WITK? [17] Sepucuk Peluang

73 13 0
                                    

Happy reading!!

Sepucuk surat berlumur darah bertuliskan ‘I See You’ bertengger manis di atas nakas kamar rawat Glen. Tia yang menemukannya langsung menangis kebingungan. Dia tidak menyangka ada orang yang tega melakukan hal mengerikan semacam ini. Mungkinkah itu musuh Glen?

Wanita yang tampak lesu itu paham bagaimana putra angkatnya. Remaja lelaki pembuat onar karena kurangnya kasih sayang dari keluarga, lebih tepatnya dia menjadi tertutup dan membuat masalah setelah kepergian ibunya.

Bertepatan dengan kejadian itu, tiga sahabat Glen datang berkunjung. Kevin langsung mengambil tindakan dan membersihkan hal mengerikan itu tanpa risih. Sedangkan Ishana dan Lizzy segera menenangkan Tia yang tampak kacau.

“Tante nggak pa-pa?” tanya Ishana seraya merangkul Tia dan membantunya duduk di sofa.

Wanita itu menggeleng. Pandangannya masih kosong. Tidak ada yang berkunjung selama dia menjaga Glen, hanya beberapa menit dia keluar untuk membeli makanan dan saat kembali kertas berlumur darah itu sudah ada di sana.

“Tante tahu siapa yang ngelakuin hal ini?” tanya Lizzy.

Lagi-lagi Tia menggeleng. Dia tidak mempunyai dugaan sama sekali.

Setelah Kevin selesai membereskan semuanya. Dia menarik kursi kecil di sudut ruangan dan bergabung dengan ketiga wanita itu. “Udah Kevin bersihin, Tante jangan khawatir. Anggap aja nggak ada apa-apa, takutnya malah kepikiran.”

“Makasih, Vin,” ucap Tia lirih.

“Iya, Tan. Om Hadi nggak di sini, ya? Padahal ini Minggu.”

Tia tersenyum kecut. “Ada rapat darurat katanya.”

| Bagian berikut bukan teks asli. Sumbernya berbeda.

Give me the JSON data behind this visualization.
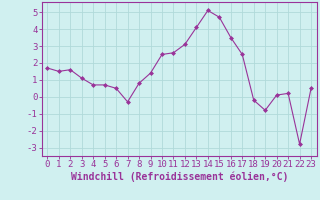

Ishana memperhatikan lelaki yang terbaring lemah di ranjang pasien itu. Dia mengamati sejenak layar kardiograf yang menunjukkan detak jantung Glen normal. Gadis itu menghela napas syukur lalu bertanya, “Tan, gimana keadaan Glen?”

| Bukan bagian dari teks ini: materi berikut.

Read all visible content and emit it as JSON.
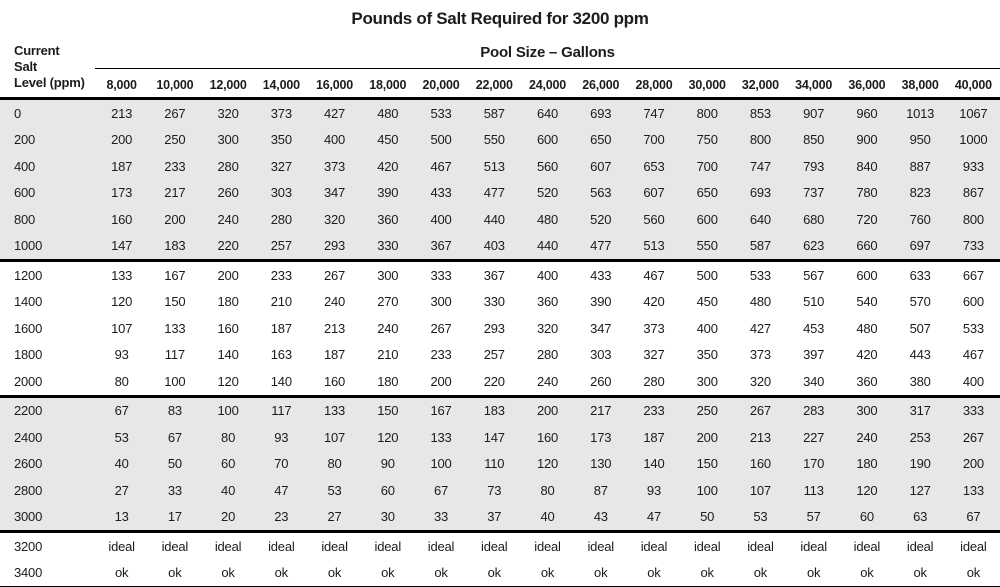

“Seperti yang bisa kamu lihat, dia belum bangun sama sekali. Belum ada perubahan, tapi kata dokter semuanya normal sampai sekarang.” Senyum paksa terbit di bibir Tia. Dalam hati Tia selalu menyangkal perkataan dokter, bisa saja mereka sudah diperintahkan oleh Hadi untuk tidak mengatakan kondisi Glen yang sebenarnya. Bagaimana bisa dia belum membuka mata kalau semuanya baik-baik saja?

∆ I See You ∆

Setelah dari rumah sakit, pasti ketiganya akan singgah ke rumah Ishana. Mereka membicarakan kemungkinan-kemungkinan terburuk atau kesempatan untuk menangkap orang gila itu. Tidak jarang ketiganya berdiskusi tentang pelajaran sekolah.

“Keadaan Glen sekarang nggak memungkinkan kalau ngelawan orang itu. Tapi kenapa ‘dia’ nggak beraksi dan malah kirim teror terus?” gerutu Lizzy. Dia mengacak rambutnya frustrasi.

“Lo nyumpahin Glen dibunuh?!” geram Ishana. Dia tidak terima dengan perkataan Lizzy.

Kevin mencoba menengahi. “Bukan gitu maksud Lizzy, Sha. Kita semua frustrasi, jadi kita harus saling ada buat satu sama lain. Apalagi dengan keadaan Glen yang sekarang ini.”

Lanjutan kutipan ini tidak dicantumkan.